Leases are classified as Finance leases when substantially all of the risks and rewards of ownership transfer from the Company to the lessee. Amounts due from lessees under finance leases are recorded as receivables at the Company’s net investment in the leases. Finance lease income is allocated to accounting periods so as to reflect a constant periodic rate of return on the net investment outstanding in respect of the lease.

2.24 STANDARDS ISSUED BUT NOT YET EFFECTIVE Indian Accouting Standards:

Ministry of Corporate Affairs (“MCA”) notifies new standard or amendments to the existing standards. There is no such notification which would have been applicable from 1 April, 2021.

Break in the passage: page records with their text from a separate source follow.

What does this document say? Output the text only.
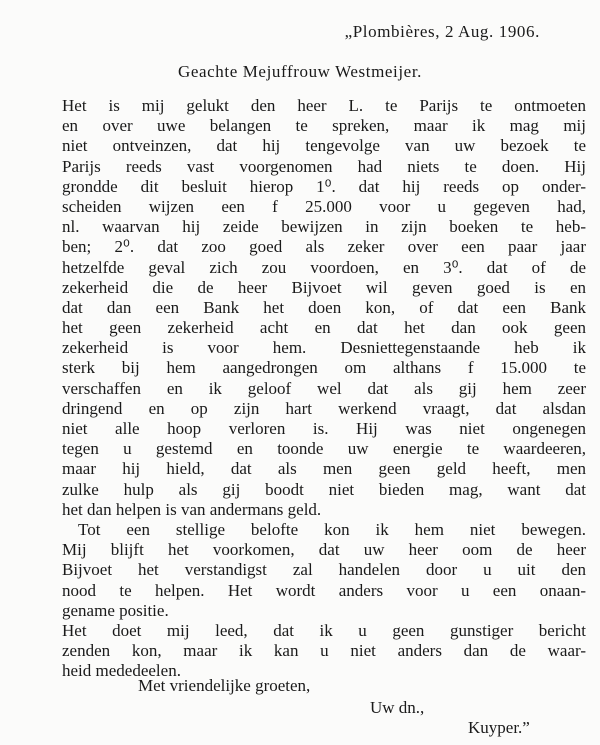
„Plombières, 2 Aug. 1906.
Geachte Mejuffrouw Westmeijer.
Het is mij gelukt den heer L. te Parijs te ontmoeten
en over uwe belangen te spreken, maar ik mag mij
niet ontveinzen, dat hij tengevolge van uw bezoek te
Parijs reeds vast voorgenomen had niets te doen. Hij
grondde dit besluit hierop 1⁰. dat hij reeds op onder-
scheiden wijzen een f 25.000 voor u gegeven had,
nl. waarvan hij zeide bewijzen in zijn boeken te heb-
ben; 2⁰. dat zoo goed als zeker over een paar jaar
hetzelfde geval zich zou voordoen, en 3⁰. dat of de
zekerheid die de heer Bijvoet wil geven goed is en
dat dan een Bank het doen kon, of dat een Bank
het geen zekerheid acht en dat het dan ook geen
zekerheid is voor hem. Desniettegenstaande heb ik
sterk bij hem aangedrongen om althans f 15.000 te
verschaffen en ik geloof wel dat als gij hem zeer
dringend en op zijn hart werkend vraagt, dat alsdan
niet alle hoop verloren is. Hij was niet ongenegen
tegen u gestemd en toonde uw energie te waardeeren,
maar hij hield, dat als men geen geld heeft, men
zulke hulp als gij boodt niet bieden mag, want dat
het dan helpen is van andermans geld.
Tot een stellige belofte kon ik hem niet bewegen.
Mij blijft het voorkomen, dat uw heer oom de heer
Bijvoet het verstandigst zal handelen door u uit den
nood te helpen. Het wordt anders voor u een onaan-
gename positie.
Het doet mij leed, dat ik u geen gunstiger bericht
zenden kon, maar ik kan u niet anders dan de waar-
heid mededeelen.
Met vriendelijke groeten,
Uw dn.,
Kuyper.”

Schedule III of the Companies Act 2013:

On March 24, 2021, the Ministry of Corporate Affairs (“MCA”) through a notification, amended Schedule III of the Companies Act, 2013. The amendments revise Division I, II and III of Schedule III and are applicable from April 1,2021.

Key amendments relating to Division II which relate to companies whose financial statements are required to comply with Companies (Indian Accounting Standards) Rules 2015 are:

Balance Sheet:

• Lease liabilities should be separately disclosed under the head ‘financial liabilities’, duly distinguished as current or non current.

• Certain additional disclosures in the statement of changes in equity such as changes in equity share capital due to prior period errors and restated balances at the beginning of the current reporting period.

• Specified format for disclosure of shareholding of promoters.

• Specified format for ageing schedule of trade receivables, trade payables, capital work-in-progress and intangible asset under development.

• If a company has not used funds for the specific purpose for which it was borrowed from banks and financial institutions, then disclosure of details of where it has been used.

• Specific disclosure under ‘additional regulatory requirement’ such as compliance with approved schemes of arrangements, compliance with number of layers of companies, title deeds of immovable property not held in name of company, loans and advances to promoters, directors, key managerial personnel (KMP) and related parties, details of benami property held etc.

Statement of profit and loss:

• Additional disclosures relating to Corporate Social Responsibility (CSR),undisclosed income and crypto or virtual currency specified under the head ‘additional information’ in the notes forming part of the standalone financial statements.

The amendments are extensive and the Company will evaluate the same to give effect to them as required by law.